The Battle of the Bulge had just begun, and the troops in Hotton were surrounded and outnumbered by German forces. They needed to be rescued. Leading the stealthy advance through the snowy forests was Biddle, who took over when his unit's two lead scouts were injured in a land-mine blast.
For his courageous actions during the 20-hour rescue operation, Biddle received the Medal of Honor, the highest U.S. decoration for valor.
Biddle, 87, died of congestive heart failure last Friday at his home in Anderson, Ind.
"I'm not a hero, not at all," he told USA Today in 1999. "When the Army put me out front, they put the responsibility on me, and you think about that responsibility instead of the fear."
On Dec. 23, 1944, Biddle came under enemy fire as he crawled toward Hotton through snow and underbrush. In quick succession, Biddle killed three German snipers with "unerring marksmanship," according to his Medal of Honor citation.

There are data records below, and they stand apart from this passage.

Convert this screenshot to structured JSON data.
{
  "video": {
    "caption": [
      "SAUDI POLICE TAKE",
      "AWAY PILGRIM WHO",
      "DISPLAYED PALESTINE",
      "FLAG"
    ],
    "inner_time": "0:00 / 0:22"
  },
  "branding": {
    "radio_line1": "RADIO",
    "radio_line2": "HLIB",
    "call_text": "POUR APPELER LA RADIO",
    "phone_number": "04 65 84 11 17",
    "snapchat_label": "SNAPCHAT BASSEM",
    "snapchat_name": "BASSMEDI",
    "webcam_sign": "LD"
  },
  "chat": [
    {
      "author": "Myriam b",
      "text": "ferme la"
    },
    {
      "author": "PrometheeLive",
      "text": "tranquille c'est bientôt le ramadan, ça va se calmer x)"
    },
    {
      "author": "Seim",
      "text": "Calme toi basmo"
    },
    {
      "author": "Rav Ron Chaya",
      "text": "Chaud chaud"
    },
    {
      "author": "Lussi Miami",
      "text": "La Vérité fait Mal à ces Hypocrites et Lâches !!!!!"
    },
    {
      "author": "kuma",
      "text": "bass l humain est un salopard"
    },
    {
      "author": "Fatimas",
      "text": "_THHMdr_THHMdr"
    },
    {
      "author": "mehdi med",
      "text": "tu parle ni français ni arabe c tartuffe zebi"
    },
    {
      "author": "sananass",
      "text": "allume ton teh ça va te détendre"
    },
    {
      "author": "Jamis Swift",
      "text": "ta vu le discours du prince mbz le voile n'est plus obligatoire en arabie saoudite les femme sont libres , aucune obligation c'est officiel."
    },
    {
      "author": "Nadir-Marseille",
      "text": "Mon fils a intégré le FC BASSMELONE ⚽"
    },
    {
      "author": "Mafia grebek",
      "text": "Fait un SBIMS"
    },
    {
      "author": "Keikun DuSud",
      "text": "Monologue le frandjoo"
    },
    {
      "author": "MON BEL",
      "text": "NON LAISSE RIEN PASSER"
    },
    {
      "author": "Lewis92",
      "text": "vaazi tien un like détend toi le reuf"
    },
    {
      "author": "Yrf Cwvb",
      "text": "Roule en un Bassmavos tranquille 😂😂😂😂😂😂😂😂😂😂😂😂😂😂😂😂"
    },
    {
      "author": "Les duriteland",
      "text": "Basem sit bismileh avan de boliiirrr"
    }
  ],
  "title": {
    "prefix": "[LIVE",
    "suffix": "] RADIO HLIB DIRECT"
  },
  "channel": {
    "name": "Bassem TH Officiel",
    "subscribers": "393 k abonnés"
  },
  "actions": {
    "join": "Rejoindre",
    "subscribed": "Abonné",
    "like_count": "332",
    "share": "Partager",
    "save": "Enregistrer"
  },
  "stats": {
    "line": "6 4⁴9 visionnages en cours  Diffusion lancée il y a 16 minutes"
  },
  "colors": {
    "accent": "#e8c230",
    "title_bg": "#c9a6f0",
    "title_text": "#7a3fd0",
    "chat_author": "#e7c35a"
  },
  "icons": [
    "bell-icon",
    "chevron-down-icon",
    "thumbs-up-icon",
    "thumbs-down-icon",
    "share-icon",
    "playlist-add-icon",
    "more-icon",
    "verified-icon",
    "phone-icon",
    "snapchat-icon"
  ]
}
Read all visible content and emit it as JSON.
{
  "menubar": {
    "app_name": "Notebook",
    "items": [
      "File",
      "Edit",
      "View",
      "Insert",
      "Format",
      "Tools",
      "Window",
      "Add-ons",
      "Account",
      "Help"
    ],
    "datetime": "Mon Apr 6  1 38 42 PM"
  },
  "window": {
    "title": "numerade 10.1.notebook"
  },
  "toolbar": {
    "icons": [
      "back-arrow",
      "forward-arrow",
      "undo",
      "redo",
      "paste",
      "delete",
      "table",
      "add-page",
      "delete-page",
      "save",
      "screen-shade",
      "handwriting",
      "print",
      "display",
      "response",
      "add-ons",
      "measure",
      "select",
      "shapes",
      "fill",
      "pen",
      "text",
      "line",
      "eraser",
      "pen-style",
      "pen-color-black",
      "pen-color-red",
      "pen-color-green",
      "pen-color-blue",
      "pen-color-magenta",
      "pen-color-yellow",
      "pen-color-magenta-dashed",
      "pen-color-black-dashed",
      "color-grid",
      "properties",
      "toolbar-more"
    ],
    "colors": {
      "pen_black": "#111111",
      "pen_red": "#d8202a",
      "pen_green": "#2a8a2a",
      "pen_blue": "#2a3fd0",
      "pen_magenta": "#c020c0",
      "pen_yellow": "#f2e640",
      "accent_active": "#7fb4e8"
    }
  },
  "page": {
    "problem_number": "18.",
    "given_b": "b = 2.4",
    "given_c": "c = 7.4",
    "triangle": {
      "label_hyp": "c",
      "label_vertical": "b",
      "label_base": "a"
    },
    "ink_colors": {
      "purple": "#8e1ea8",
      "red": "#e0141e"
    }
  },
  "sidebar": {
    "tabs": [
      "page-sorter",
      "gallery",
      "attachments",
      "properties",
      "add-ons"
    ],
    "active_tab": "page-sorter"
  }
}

He continued his advance 200 more yards before coming upon an enemy machine-gun nest. After killing its two occupants, he lobbed grenades at a concealed machine-gun position nearby and killed three more German soldiers. After signaling back to his unit to advance, Biddle moved forward, shot three more Germans and tossed his last grenade into a third Nazi machine-gun emplacement.
As darkness fell over the American soldiers, German tanks rumbled in the distance. Biddle volunteered to go out alone and scout the enemy armor location. He crawled through the woods, getting so close to German sentries that one stepped on Biddle's hand. He stifled a groan of pain into the snow beneath his face and returned to his unit unscathed.
In the morning, U.S. forces destroyed two German tanks that Biddle had spotted the night before.
He was dispatched to serve as a scout again the following day.
As recounted in the 2003 book "Medal of Honor: Portraits of Valor Beyond the Call of Duty" by Peter Collier, Biddle was advancing toward an open field when he saw 13 enemy soldiers. Biddle emptied two clips from his M-1 rifle at the Germans, killing them all. Shortly afterward, he found a 14-year-old in a German uniform roped to a tree -- presumably so he couldn't run away.
A soldier behind Biddle shouted for him to shoot the teenager. Biddle spared the boy and instead took him prisoner.
On Oct. 12, 1945, Biddle stood eye to eye with President Harry S. Truman during his Medal of Honor presentation on the White House lawn, according to Collier's book.
After he left the Army, Biddle spent 26 years at what is now the Department of Veterans Affairs in Indiana.